She is so disappointed.
She is also a bit of a judgey know-it-all.
She is me, in my last year of my teaching degree. Her self-congratulatory attitude is in part due to the pride of just writing an essay entitled “Five Paragraph Death Punch” wherein, the five-paragraph essay was word-kicked in its formulaic little baby-teeth using Five Finger Death Punch lyrics. I still love this essay. I still hold many of the beliefs espoused in it. So then why are my 9th graders writing a five-paragraph essay?
Because I got out of my own way. There are many ways to write well. And even when that writing is contained in a drab five paragraph wrapper, it can be excellent. My students are currently in small group book clubs wrapping up our Civil Rights unit. The goals of this unit are for them to complicate and deepen their understanding of the universal truths and disparities between the way the world has worked and should work. I’m asking them to wrestle with these concepts on the page.
Each week we’re following the routine of mentor Monday, reading and discussion Tuesday-Thursday, then writing Fridays.” On Mentor Mondays we unpack a poem together, practicing the skills we’ll use throughout the week. They prepare for their group’s discussions by reading, collecting passages related to a theme topic, and preparing questions using the AVID opening, core, and closing Socratic questioning model. Finally, they take the best of their thinking from their discussion and annotations and turn it into their paragraphs on Friday.
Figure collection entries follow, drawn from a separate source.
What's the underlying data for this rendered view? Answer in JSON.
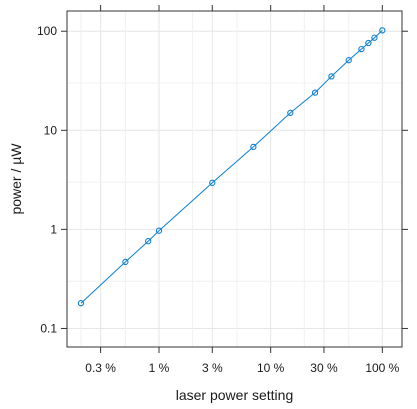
{
  "chart_data": {
    "type": "scatter",
    "title": "",
    "xlabel": "laser power setting",
    "ylabel": "power / µW",
    "x_scale": "log",
    "y_scale": "log",
    "x_unit": "%",
    "y_unit": "µW",
    "xlim": [
      0.15,
      150
    ],
    "ylim": [
      0.065,
      160
    ],
    "x_ticks": [
      0.3,
      1,
      3,
      10,
      30,
      100
    ],
    "x_tick_labels": [
      "0.3 %",
      "1 %",
      "3 %",
      "10 %",
      "30 %",
      "100 %"
    ],
    "y_ticks": [
      0.1,
      1,
      10,
      100
    ],
    "y_tick_labels": [
      "0.1",
      "1",
      "10",
      "100"
    ],
    "grid": true,
    "series": [
      {
        "color": "#0b7fd1",
        "marker": "open-circle",
        "line": true,
        "points": [
          {
            "x": 0.2,
            "y": 0.18
          },
          {
            "x": 0.5,
            "y": 0.47
          },
          {
            "x": 0.8,
            "y": 0.76
          },
          {
            "x": 1.0,
            "y": 0.97
          },
          {
            "x": 3.0,
            "y": 2.95
          },
          {
            "x": 7.0,
            "y": 6.8
          },
          {
            "x": 15,
            "y": 15
          },
          {
            "x": 25,
            "y": 24
          },
          {
            "x": 35,
            "y": 35
          },
          {
            "x": 50,
            "y": 51
          },
          {
            "x": 65,
            "y": 66
          },
          {
            "x": 75,
            "y": 76
          },
          {
            "x": 85,
            "y": 86
          },
          {
            "x": 100,
            "y": 102
          }
        ]
      }
    ]
  }
}
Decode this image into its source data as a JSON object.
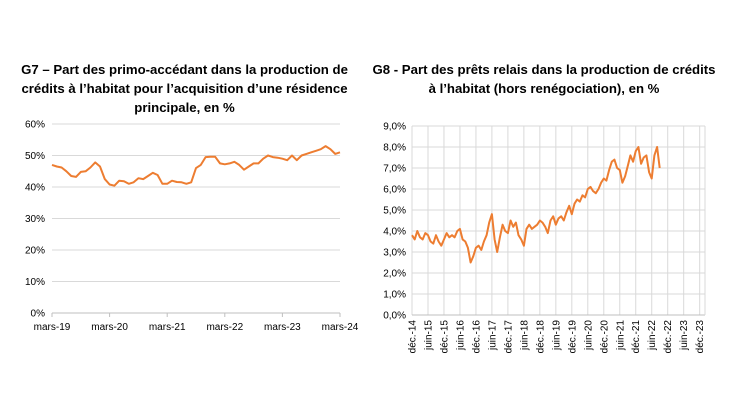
{
  "chart_data": [
    {
      "type": "line",
      "title": "G7 – Part des primo-accédant dans la production de\ncrédits à l’habitat pour l’acquisition d’une résidence\nprincipale, en %",
      "xlabel": "",
      "ylabel": "",
      "x_tick_labels": [
        "mars-19",
        "mars-20",
        "mars-21",
        "mars-22",
        "mars-23",
        "mars-24"
      ],
      "y_tick_labels": [
        "0%",
        "10%",
        "20%",
        "30%",
        "40%",
        "50%",
        "60%"
      ],
      "ylim": [
        0,
        60
      ],
      "x_range": [
        "2019-03",
        "2024-03"
      ],
      "grid": "horizontal",
      "line_color": "#ED7D31",
      "series": [
        {
          "x_start": "2019-03",
          "frequency": "monthly",
          "values": [
            47,
            46.5,
            46.2,
            45,
            43.5,
            43.2,
            44.8,
            45,
            46.2,
            47.8,
            46.5,
            42.5,
            40.8,
            40.4,
            42,
            41.8,
            41,
            41.5,
            42.8,
            42.5,
            43.5,
            44.5,
            43.8,
            41,
            41,
            42,
            41.6,
            41.5,
            41,
            41.5,
            46,
            47,
            49.5,
            49.6,
            49.6,
            47.5,
            47.2,
            47.5,
            48,
            47,
            45.5,
            46.5,
            47.5,
            47.5,
            49,
            50,
            49.5,
            49.3,
            49,
            48.5,
            50,
            48.5,
            50,
            50.5,
            51,
            51.5,
            52,
            53,
            52,
            50.5,
            51
          ]
        }
      ]
    },
    {
      "type": "line",
      "title": "G8 - Part des prêts relais dans la production de crédits\nà l’habitat (hors renégociation), en %",
      "xlabel": "",
      "ylabel": "",
      "x_tick_labels": [
        "déc.-14",
        "juin-15",
        "déc.-15",
        "juin-16",
        "déc.-16",
        "juin-17",
        "déc.-17",
        "juin-18",
        "déc.-18",
        "juin-19",
        "déc.-19",
        "juin-20",
        "déc.-20",
        "juin-21",
        "déc.-21",
        "juin-22",
        "déc.-22",
        "juin-23",
        "déc.-23"
      ],
      "y_tick_labels": [
        "0,0%",
        "1,0%",
        "2,0%",
        "3,0%",
        "4,0%",
        "5,0%",
        "6,0%",
        "7,0%",
        "8,0%",
        "9,0%"
      ],
      "ylim": [
        0,
        9
      ],
      "x_range": [
        "2014-12",
        "2024-02"
      ],
      "grid": "both",
      "line_color": "#ED7D31",
      "series": [
        {
          "x_start": "2014-12",
          "frequency": "monthly",
          "values": [
            3.8,
            3.6,
            4,
            3.7,
            3.6,
            3.9,
            3.8,
            3.5,
            3.4,
            3.8,
            3.5,
            3.3,
            3.6,
            3.9,
            3.7,
            3.8,
            3.7,
            4,
            4.1,
            3.6,
            3.5,
            3.2,
            2.5,
            2.8,
            3.2,
            3.3,
            3.1,
            3.5,
            3.8,
            4.4,
            4.8,
            3.6,
            3.0,
            3.7,
            4.3,
            4.0,
            3.9,
            4.5,
            4.2,
            4.4,
            3.8,
            3.6,
            3.3,
            4.1,
            4.3,
            4.1,
            4.2,
            4.3,
            4.5,
            4.4,
            4.2,
            3.9,
            4.5,
            4.7,
            4.3,
            4.6,
            4.7,
            4.5,
            4.9,
            5.2,
            4.8,
            5.3,
            5.5,
            5.4,
            5.7,
            5.6,
            6.0,
            6.1,
            5.9,
            5.8,
            6.0,
            6.3,
            6.5,
            6.4,
            6.9,
            7.3,
            7.4,
            7.0,
            6.9,
            6.3,
            6.6,
            7.1,
            7.6,
            7.3,
            7.8,
            8.0,
            7.2,
            7.5,
            7.6,
            6.8,
            6.5,
            7.6,
            8.0,
            7.0
          ]
        }
      ]
    }
  ]
}
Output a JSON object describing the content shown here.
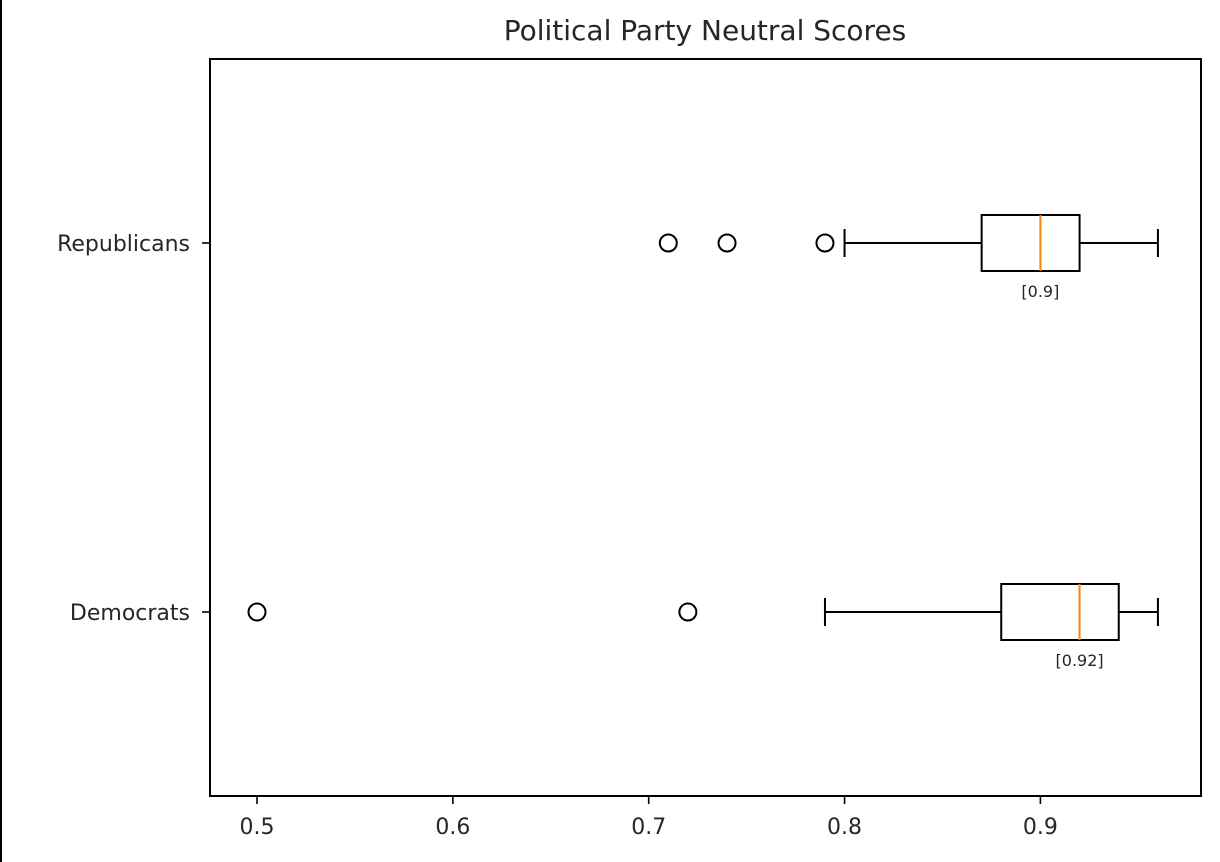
{
  "chart_data": {
    "type": "boxplot",
    "orientation": "horizontal",
    "title": "Political Party Neutral Scores",
    "xlabel": "",
    "ylabel": "",
    "xlim": [
      0.476,
      0.982
    ],
    "xticks": [
      0.5,
      0.6,
      0.7,
      0.8,
      0.9
    ],
    "xtick_labels": [
      "0.5",
      "0.6",
      "0.7",
      "0.8",
      "0.9"
    ],
    "grid": false,
    "colors": {
      "box": "#000000",
      "median": "#ff7f0e",
      "flier": "#000000",
      "axes": "#000000",
      "text": "#262626"
    },
    "series": [
      {
        "category": "Democrats",
        "whisker_low": 0.79,
        "q1": 0.88,
        "median": 0.92,
        "q3": 0.94,
        "whisker_high": 0.96,
        "outliers": [
          0.5,
          0.72
        ],
        "median_label": "[0.92]"
      },
      {
        "category": "Republicans",
        "whisker_low": 0.8,
        "q1": 0.87,
        "median": 0.9,
        "q3": 0.92,
        "whisker_high": 0.96,
        "outliers": [
          0.71,
          0.74,
          0.79
        ],
        "median_label": "[0.9]"
      }
    ]
  }
}
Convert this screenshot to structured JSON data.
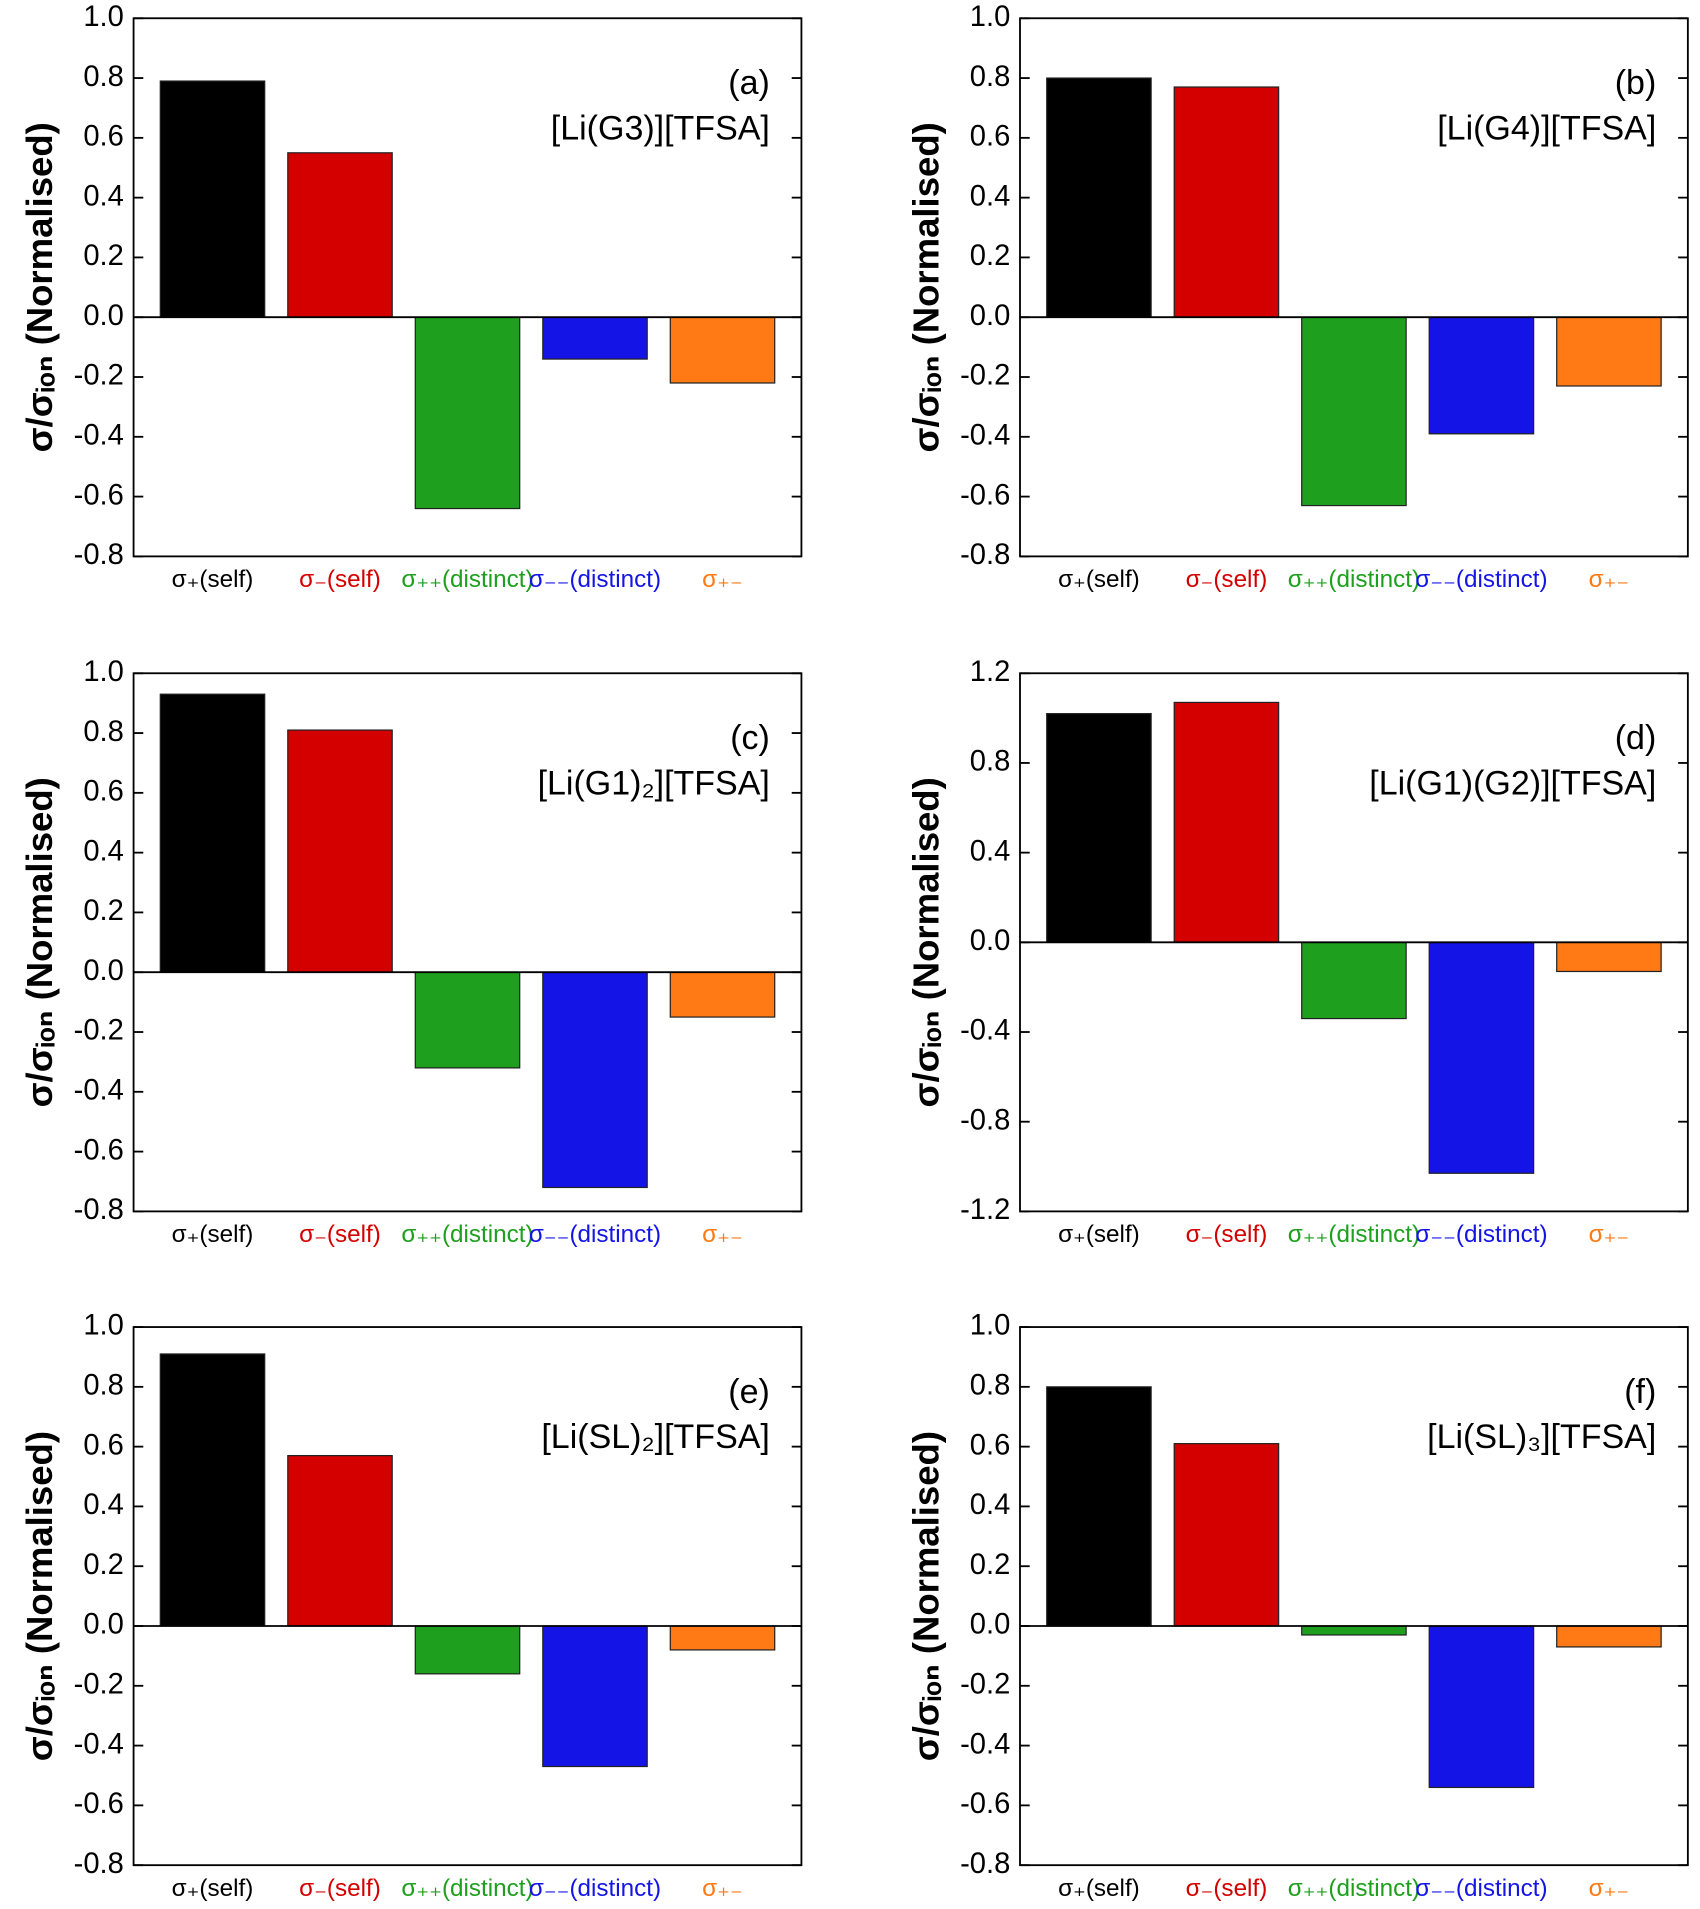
{
  "chart_data": [
    {
      "type": "bar",
      "title": "(a)",
      "annotation": "[Li(G3)][TFSA]",
      "y_label": "σ/σᵢₒₙ (Normalised)",
      "categories": [
        "σ₊(self)",
        "σ₋(self)",
        "σ₊₊(distinct)",
        "σ₋₋(distinct)",
        "σ₊₋"
      ],
      "values": [
        0.79,
        0.55,
        -0.64,
        -0.14,
        -0.22
      ],
      "colors": [
        "#000000",
        "#d40000",
        "#1ea01e",
        "#1414e6",
        "#ff7a14"
      ],
      "ylim": [
        -0.8,
        1.0
      ],
      "yticks": [
        -0.8,
        -0.6,
        -0.4,
        -0.2,
        {
          "value": 0,
          "label": "0.0"
        },
        0.2,
        0.4,
        0.6,
        0.8,
        {
          "value": 1,
          "label": "1.0"
        }
      ]
    },
    {
      "type": "bar",
      "title": "(b)",
      "annotation": "[Li(G4)][TFSA]",
      "y_label": "σ/σᵢₒₙ (Normalised)",
      "categories": [
        "σ₊(self)",
        "σ₋(self)",
        "σ₊₊(distinct)",
        "σ₋₋(distinct)",
        "σ₊₋"
      ],
      "values": [
        0.8,
        0.77,
        -0.63,
        -0.39,
        -0.23
      ],
      "colors": [
        "#000000",
        "#d40000",
        "#1ea01e",
        "#1414e6",
        "#ff7a14"
      ],
      "ylim": [
        -0.8,
        1.0
      ],
      "yticks": [
        -0.8,
        -0.6,
        -0.4,
        -0.2,
        {
          "value": 0,
          "label": "0.0"
        },
        0.2,
        0.4,
        0.6,
        0.8,
        {
          "value": 1,
          "label": "1.0"
        }
      ]
    },
    {
      "type": "bar",
      "title": "(c)",
      "annotation": "[Li(G1)₂][TFSA]",
      "y_label": "σ/σᵢₒₙ (Normalised)",
      "categories": [
        "σ₊(self)",
        "σ₋(self)",
        "σ₊₊(distinct)",
        "σ₋₋(distinct)",
        "σ₊₋"
      ],
      "values": [
        0.93,
        0.81,
        -0.32,
        -0.72,
        -0.15
      ],
      "colors": [
        "#000000",
        "#d40000",
        "#1ea01e",
        "#1414e6",
        "#ff7a14"
      ],
      "ylim": [
        -0.8,
        1.0
      ],
      "yticks": [
        -0.8,
        -0.6,
        -0.4,
        -0.2,
        {
          "value": 0,
          "label": "0.0"
        },
        0.2,
        0.4,
        0.6,
        0.8,
        {
          "value": 1,
          "label": "1.0"
        }
      ]
    },
    {
      "type": "bar",
      "title": "(d)",
      "annotation": "[Li(G1)(G2)][TFSA]",
      "y_label": "σ/σᵢₒₙ (Normalised)",
      "categories": [
        "σ₊(self)",
        "σ₋(self)",
        "σ₊₊(distinct)",
        "σ₋₋(distinct)",
        "σ₊₋"
      ],
      "values": [
        1.02,
        1.07,
        -0.34,
        -1.03,
        -0.13
      ],
      "colors": [
        "#000000",
        "#d40000",
        "#1ea01e",
        "#1414e6",
        "#ff7a14"
      ],
      "ylim": [
        -1.2,
        1.2
      ],
      "yticks": [
        -1.2,
        -0.8,
        -0.4,
        {
          "value": 0,
          "label": "0.0"
        },
        0.4,
        0.8,
        1.2
      ]
    },
    {
      "type": "bar",
      "title": "(e)",
      "annotation": "[Li(SL)₂][TFSA]",
      "y_label": "σ/σᵢₒₙ (Normalised)",
      "categories": [
        "σ₊(self)",
        "σ₋(self)",
        "σ₊₊(distinct)",
        "σ₋₋(distinct)",
        "σ₊₋"
      ],
      "values": [
        0.91,
        0.57,
        -0.16,
        -0.47,
        -0.08
      ],
      "colors": [
        "#000000",
        "#d40000",
        "#1ea01e",
        "#1414e6",
        "#ff7a14"
      ],
      "ylim": [
        -0.8,
        1.0
      ],
      "yticks": [
        -0.8,
        -0.6,
        -0.4,
        -0.2,
        {
          "value": 0,
          "label": "0.0"
        },
        0.2,
        0.4,
        0.6,
        0.8,
        {
          "value": 1,
          "label": "1.0"
        }
      ]
    },
    {
      "type": "bar",
      "title": "(f)",
      "annotation": "[Li(SL)₃][TFSA]",
      "y_label": "σ/σᵢₒₙ (Normalised)",
      "categories": [
        "σ₊(self)",
        "σ₋(self)",
        "σ₊₊(distinct)",
        "σ₋₋(distinct)",
        "σ₊₋"
      ],
      "values": [
        0.8,
        0.61,
        -0.03,
        -0.54,
        -0.07
      ],
      "colors": [
        "#000000",
        "#d40000",
        "#1ea01e",
        "#1414e6",
        "#ff7a14"
      ],
      "ylim": [
        -0.8,
        1.0
      ],
      "yticks": [
        -0.8,
        -0.6,
        -0.4,
        -0.2,
        {
          "value": 0,
          "label": "0.0"
        },
        0.2,
        0.4,
        0.6,
        0.8,
        {
          "value": 1,
          "label": "1.0"
        }
      ]
    }
  ]
}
We will do this three times. Each Friday they are writing what will eventually be one of their three body paragraphs of their final essay. So, am I a sell out? Did I let the man get me down? When I envisioned my classroom, I struggled to see past the way I was taught. I couldn’t see past my experience of saying just enough of the teacher’s lecture back to them to get an A. I couldn’t see how traditional forms could be used to inspire new thinking. I can’t pretend I’ve got this all figured out. There is a saying I used to hold dear, then put on a shelf, but now in my teaching career it has taken on new meaning: “a beggar telling another beggar where to find bread.”
I think that’s where it’s at for us as teachers, showing them where the bread is. Where they can find the good–in themselves, in the world. Where they can find truth and contain it in words. To express the realities of their lives and the lives of those they could never meet. To practice radical empathy.
She can be disappointed. She can judge.
She hasn’t seen what we have.
She hasn’t held the attention of twenty-eight fifteen-year-olds and wondered if she was worthy of it.
She will learn.
Luckily, someone showed her where the bread was.